Mentari semakin gugup. Rasanya jantungnya hendak copot saking cepatnya berdetak. Menyenangkan mendengar suara lembut itu masuk ke telinganya ditambah pula dengan usapan di kepala. Seumur-umur ia tidak pernah merasakan ini, setahunya. Sebenarnya Dini pernah melakukan hal yang sama ketika Mentari sakit dulu, sayang gadis itu tidak tau.

"Mau pesan apa sayang? Kita ngobrolnya sambil makan aja ya." Aira membuka daftar menu yang baru saja diberikan pelayan. Memilah-milah yang ia inginkan.

"Aku terserah aja."

Baru saja mentari mengatakan kalimat itu, seseorang datang.
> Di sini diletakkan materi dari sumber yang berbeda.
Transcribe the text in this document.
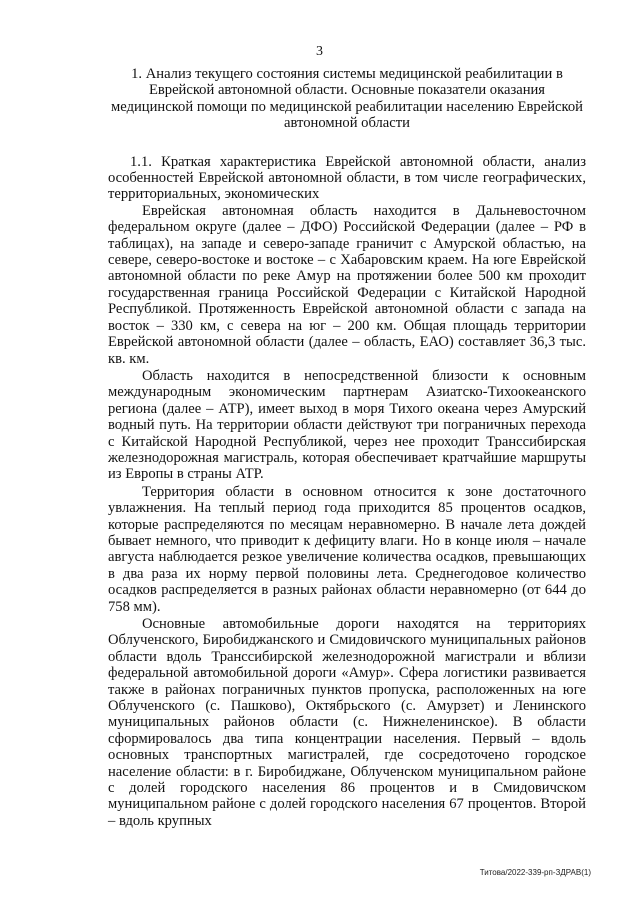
3
1. Анализ текущего состояния системы медицинской реабилитации в Еврейской автономной области. Основные показатели оказания медицинской помощи по медицинской реабилитации населению Еврейской автономной области
1.1. Краткая характеристика Еврейской автономной области, анализ особенностей Еврейской автономной области, в том числе географических, территориальных, экономических

Еврейская автономная область находится в Дальневосточном федеральном округе (далее – ДФО) Российской Федерации (далее – РФ в таблицах), на западе и северо-западе граничит с Амурской областью, на севере, северо-востоке и востоке – с Хабаровским краем. На юге Еврейской автономной области по реке Амур на протяжении более 500 км проходит государственная граница Российской Федерации с Китайской Народной Республикой. Протяженность Еврейской автономной области с запада на восток – 330 км, с севера на юг – 200 км. Общая площадь территории Еврейской автономной области (далее – область, ЕАО) составляет 36,3 тыс. кв. км.

Область находится в непосредственной близости к основным международным экономическим партнерам Азиатско-Тихоокеанского региона (далее – АТР), имеет выход в моря Тихого океана через Амурский водный путь. На территории области действуют три пограничных перехода с Китайской Народной Республикой, через нее проходит Транссибирская железнодорожная магистраль, которая обеспечивает кратчайшие маршруты из Европы в страны АТР.

Территория области в основном относится к зоне достаточного увлажнения. На теплый период года приходится 85 процентов осадков, которые распределяются по месяцам неравномерно. В начале лета дождей бывает немного, что приводит к дефициту влаги. Но в конце июля – начале августа наблюдается резкое увеличение количества осадков, превышающих в два раза их норму первой половины лета. Среднегодовое количество осадков распределяется в разных районах области неравномерно (от 644 до 758 мм).

Основные автомобильные дороги находятся на территориях Облученского, Биробиджанского и Смидовичского муниципальных районов области вдоль Транссибирской железнодорожной магистрали и вблизи федеральной автомобильной дороги «Амур». Сфера логистики развивается также в районах пограничных пунктов пропуска, расположенных на юге Облученского (с. Пашково), Октябрьского (с. Амурзет) и Ленинского муниципальных районов области (с. Нижнеленинское). В области сформировалось два типа концентрации населения. Первый – вдоль основных транспортных магистралей, где сосредоточено городское население области: в г. Биробиджане, Облученском муниципальном районе с долей городского населения 86 процентов и в Смидовичском муниципальном районе с долей городского населения 67 процентов. Второй – вдоль крупных

Титова/2022-339-рп-ЗДРАВ(1)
Mentari melotot ketika dia menduduki kursi kosong di sebelahnya. Kemudian, Mentari melotot pada Fajar yang duduk di hadapannya seperti meminta jawaban terhadap apa yang terjadi. Sedangkan laki-laki itu hanya tersenyum lebar layaknya seseorang yang memang menantikan pria itu datang.

Yang datang itu adalah ayahnya, kalau boleh ia menyebut begitu. Tapi sepertinya tidak akan pernah dibolehkan oleh sang pemilik nama Henri itu. Tak akan pernah dan karena itu, ia benci dia.

Brak.

Mentari berdiri dengan tergesa. Bunyi kursi yang ia geser membuat banyak pasang mata menoleh.
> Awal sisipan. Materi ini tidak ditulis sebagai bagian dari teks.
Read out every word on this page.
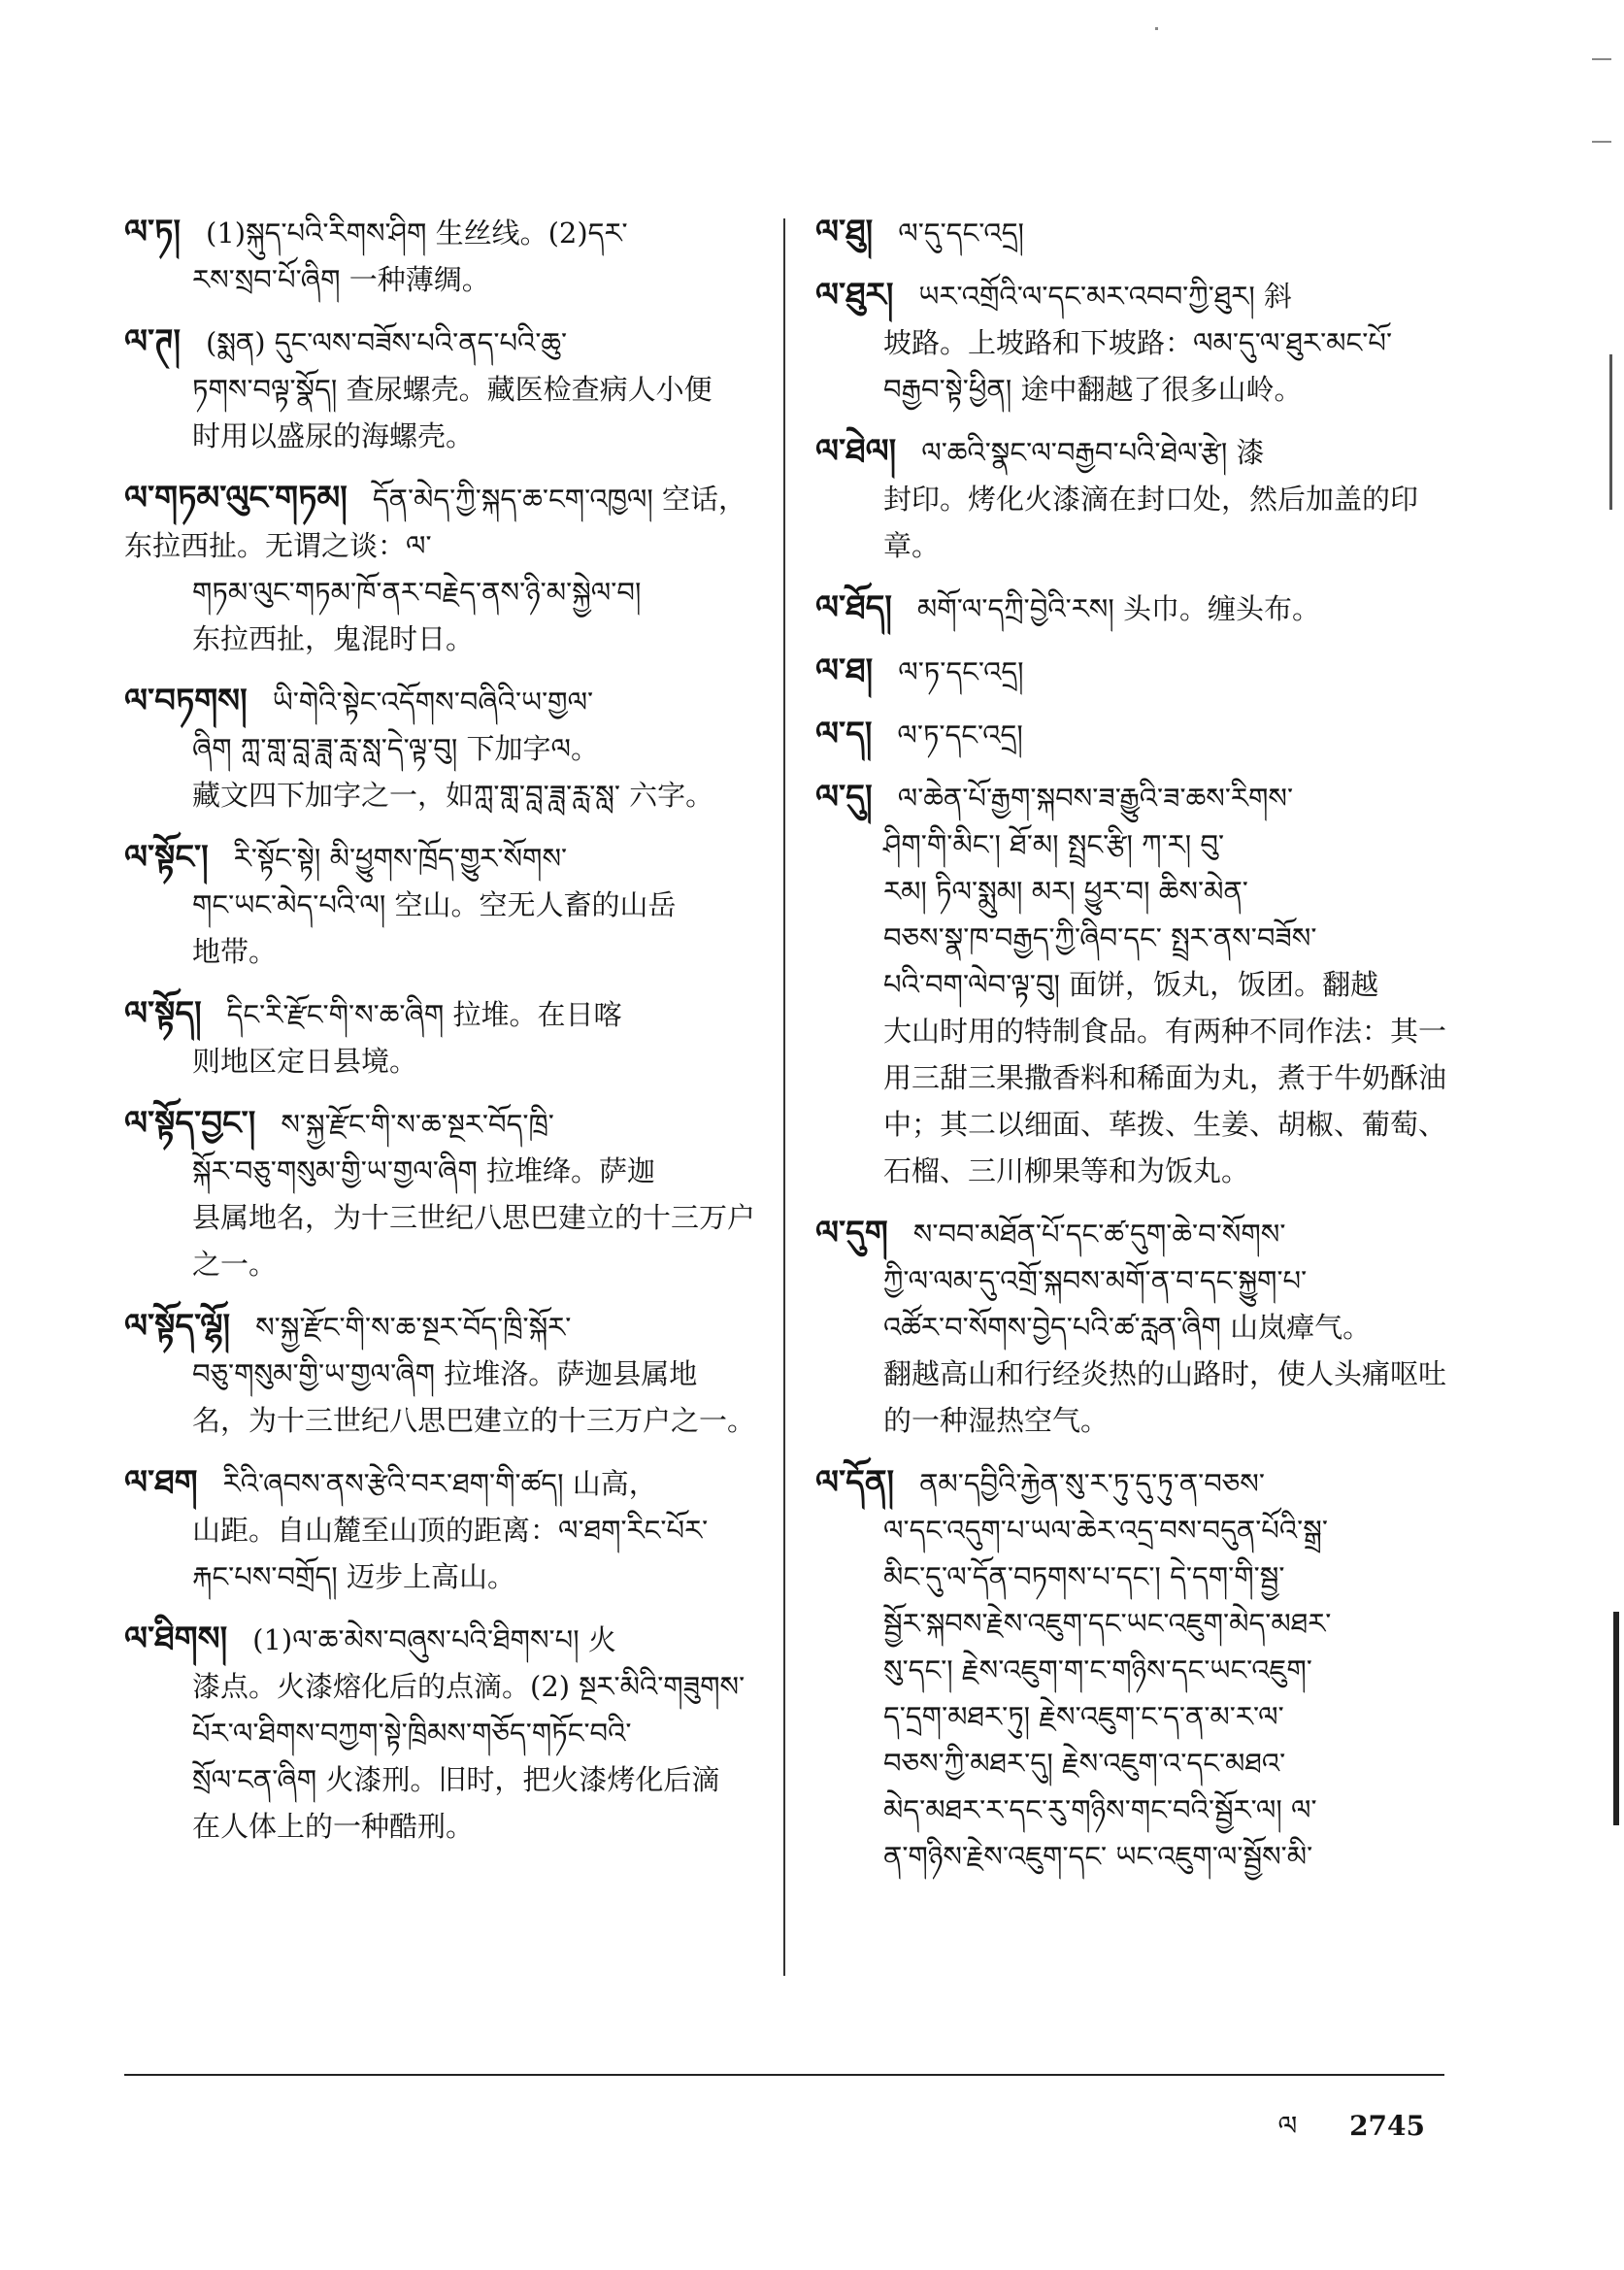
ལ་ཏ། (1)སྐུད་པའི་རིགས་ཤིག 生丝线。(2)དར་
རས་སྲབ་པོ་ཞིག 一种薄绸。
ལ་ཊ། (སྨན) དུང་ལས་བཟོས་པའི་ནད་པའི་ཆུ་
ཏགས་བལྟ་སྣོད། 查尿螺壳。藏医检查病人小便
时用以盛尿的海螺壳。
ལ་གཏམ་ལུང་གཏམ། དོན་མེད་ཀྱི་སྐད་ཆ་ངག་འཁྱལ། 空话，东拉西扯。无谓之谈：ལ་
གཏམ་ལུང་གཏམ་ཁོ་ནར་བརྗེད་ནས་ཉི་མ་སྐྱེལ་བ།
东拉西扯，鬼混时日。
ལ་བཏགས། ཡི་གེའི་སྟེང་འདོགས་བཞིའི་ཡ་གྱལ་
ཞིག ཀླ་གླ་བླ་ཟླ་རླ་སླ་དེ་ལྟ་བུ། 下加字ལ。
藏文四下加字之一，如ཀླ་གླ་བླ་ཟླ་རླ་སླ་ 六字。
ལ་སྟོང་། རི་སྟོང་སྟེ། མི་ཕྱུགས་ཁྲོད་གྱུར་སོགས་
གང་ཡང་མེད་པའི་ལ། 空山。空无人畜的山岳
地带。
ལ་སྟོད། དིང་རི་རྫོང་གི་ས་ཆ་ཞིག 拉堆。在日喀
则地区定日县境。
ལ་སྟོད་བྱང་། ས་སྐྱ་རྫོང་གི་ས་ཆ་སྔར་བོད་ཁྲི་
སྐོར་བཅུ་གསུམ་གྱི་ཡ་གྱལ་ཞིག 拉堆绛。萨迦
县属地名，为十三世纪八思巴建立的十三万户
之一。
ལ་སྟོད་ལྷོ། ས་སྐྱ་རྫོང་གི་ས་ཆ་སྔར་བོད་ཁྲི་སྐོར་
བཅུ་གསུམ་གྱི་ཡ་གྱལ་ཞིག 拉堆洛。萨迦县属地
名，为十三世纪八思巴建立的十三万户之一。
ལ་ཐག རིའི་ཞབས་ནས་རྩེའི་བར་ཐག་གི་ཚད། 山高，
山距。自山麓至山顶的距离：ལ་ཐག་རིང་པོར་
རྐང་པས་བགྲོད། 迈步上高山。
ལ་ཐིགས། (1)ལ་ཆ་མེས་བཞུས་པའི་ཐིགས་པ། 火
漆点。火漆熔化后的点滴。(2) སྔར་མིའི་གཟུགས་
པོར་ལ་ཐིགས་བཀྱག་སྟེ་ཁྲིམས་གཅོད་གཏོང་བའི་
སྲོལ་ངན་ཞིག 火漆刑。旧时，把火漆烤化后滴
在人体上的一种酷刑。
ལ་ཐུ། ལ་དུ་དང་འདྲ།
ལ་ཐུར། ཡར་འགྲོའི་ལ་དང་མར་འབབ་ཀྱི་ཐུར། 斜
坡路。上坡路和下坡路：ལམ་དུ་ལ་ཐུར་མང་པོ་
བརྒྱབ་སྟེ་ཕྱིན། 途中翻越了很多山岭。
ལ་ཐེལ། ལ་ཆའི་སྣང་ལ་བརྒྱབ་པའི་ཐེལ་རྩེ། 漆
封印。烤化火漆滴在封口处，然后加盖的印章。
ལ་ཐོད། མགོ་ལ་དཀྲི་བྱེའི་རས། 头巾。缠头布。
ལ་ཐ། ལ་ཏ་དང་འདྲ།
ལ་ད། ལ་ཏ་དང་འདྲ།
ལ་དུ། ལ་ཆེན་པོ་རྒྱག་སྐབས་ཟ་རྒྱུའི་ཟ་ཆས་རིགས་
ཤིག་གི་མིང་། ཐོ་མ། སྤྲང་རྩི། ཀ་ར། བུ་
རམ། ཏིལ་སྨུམ། མར། ཕྱུར་བ། ཆིས་མེན་
བཅས་སྣ་ཁ་བརྒྱད་ཀྱི་ཞིབ་དང་ སྤྲར་ནས་བཟོས་
པའི་བག་ལེབ་ལྟ་བུ། 面饼，饭丸，饭团。翻越
大山时用的特制食品。有两种不同作法：其一
用三甜三果撒香料和稀面为丸，煮于牛奶酥油
中；其二以细面、荜拨、生姜、胡椒、葡萄、
石榴、三川柳果等和为饭丸。
ལ་དུག ས་བབ་མཐོན་པོ་དང་ཚ་དུག་ཆེ་བ་སོགས་
ཀྱི་ལ་ལམ་དུ་འགྲོ་སྐབས་མགོ་ན་བ་དང་སྐྱུག་པ་
འཚོར་བ་སོགས་བྱེད་པའི་ཚ་རླན་ཞིག 山岚瘴气。
翻越高山和行经炎热的山路时，使人头痛呕吐
的一种湿热空气。
ལ་དོན། ནམ་དབྱིའི་རྐྱེན་སུ་ར་ཏུ་དུ་ཏུ་ན་བཅས་
ལ་དང་འདུག་པ་ཡལ་ཆེར་འདྲ་བས་བདུན་པོའི་སྒྲ་
མིང་དུ་ལ་དོན་བཏགས་པ་དང་། དེ་དག་གི་སྦྱ་
སྦྱོར་སྐབས་རྗེས་འཇུག་དང་ཡང་འཇུག་མེད་མཐར་
སུ་དང་། རྗེས་འཇུག་ག་ང་གཉིས་དང་ཡང་འཇུག་
ད་དྲག་མཐར་ཏུ། རྗེས་འཇུག་ང་ད་ན་མ་ར་ལ་
བཅས་ཀྱི་མཐར་དུ། རྗེས་འཇུག་འ་དང་མཐའ་
མེད་མཐར་ར་དང་རུ་གཉིས་གང་བའི་སྦྱོར་ལ། ལ་
ན་གཉིས་རྗེས་འཇུག་དང་ ཡང་འཇུག་ལ་སྦྱོས་མི་
ལ 2745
Hati Mentari langsung terasa nyeri, tak peduli lagi dengan pandangan terkejut orang-orang.

Kenapa mereka tega menjebakku begini? Mereka tidak mengerti rasanya menjadi aku.

Mata perempuan itu seketika berkaca-kaca. Sesak. Ia benci mereka semua. Ikrarnya dalam hati.

Lantas ia pergi tanpa kata permisi. Ia tidak mau lagi sakit hati. Sungguh sakit rasanya. Ia tidak berbohong akan hal itu.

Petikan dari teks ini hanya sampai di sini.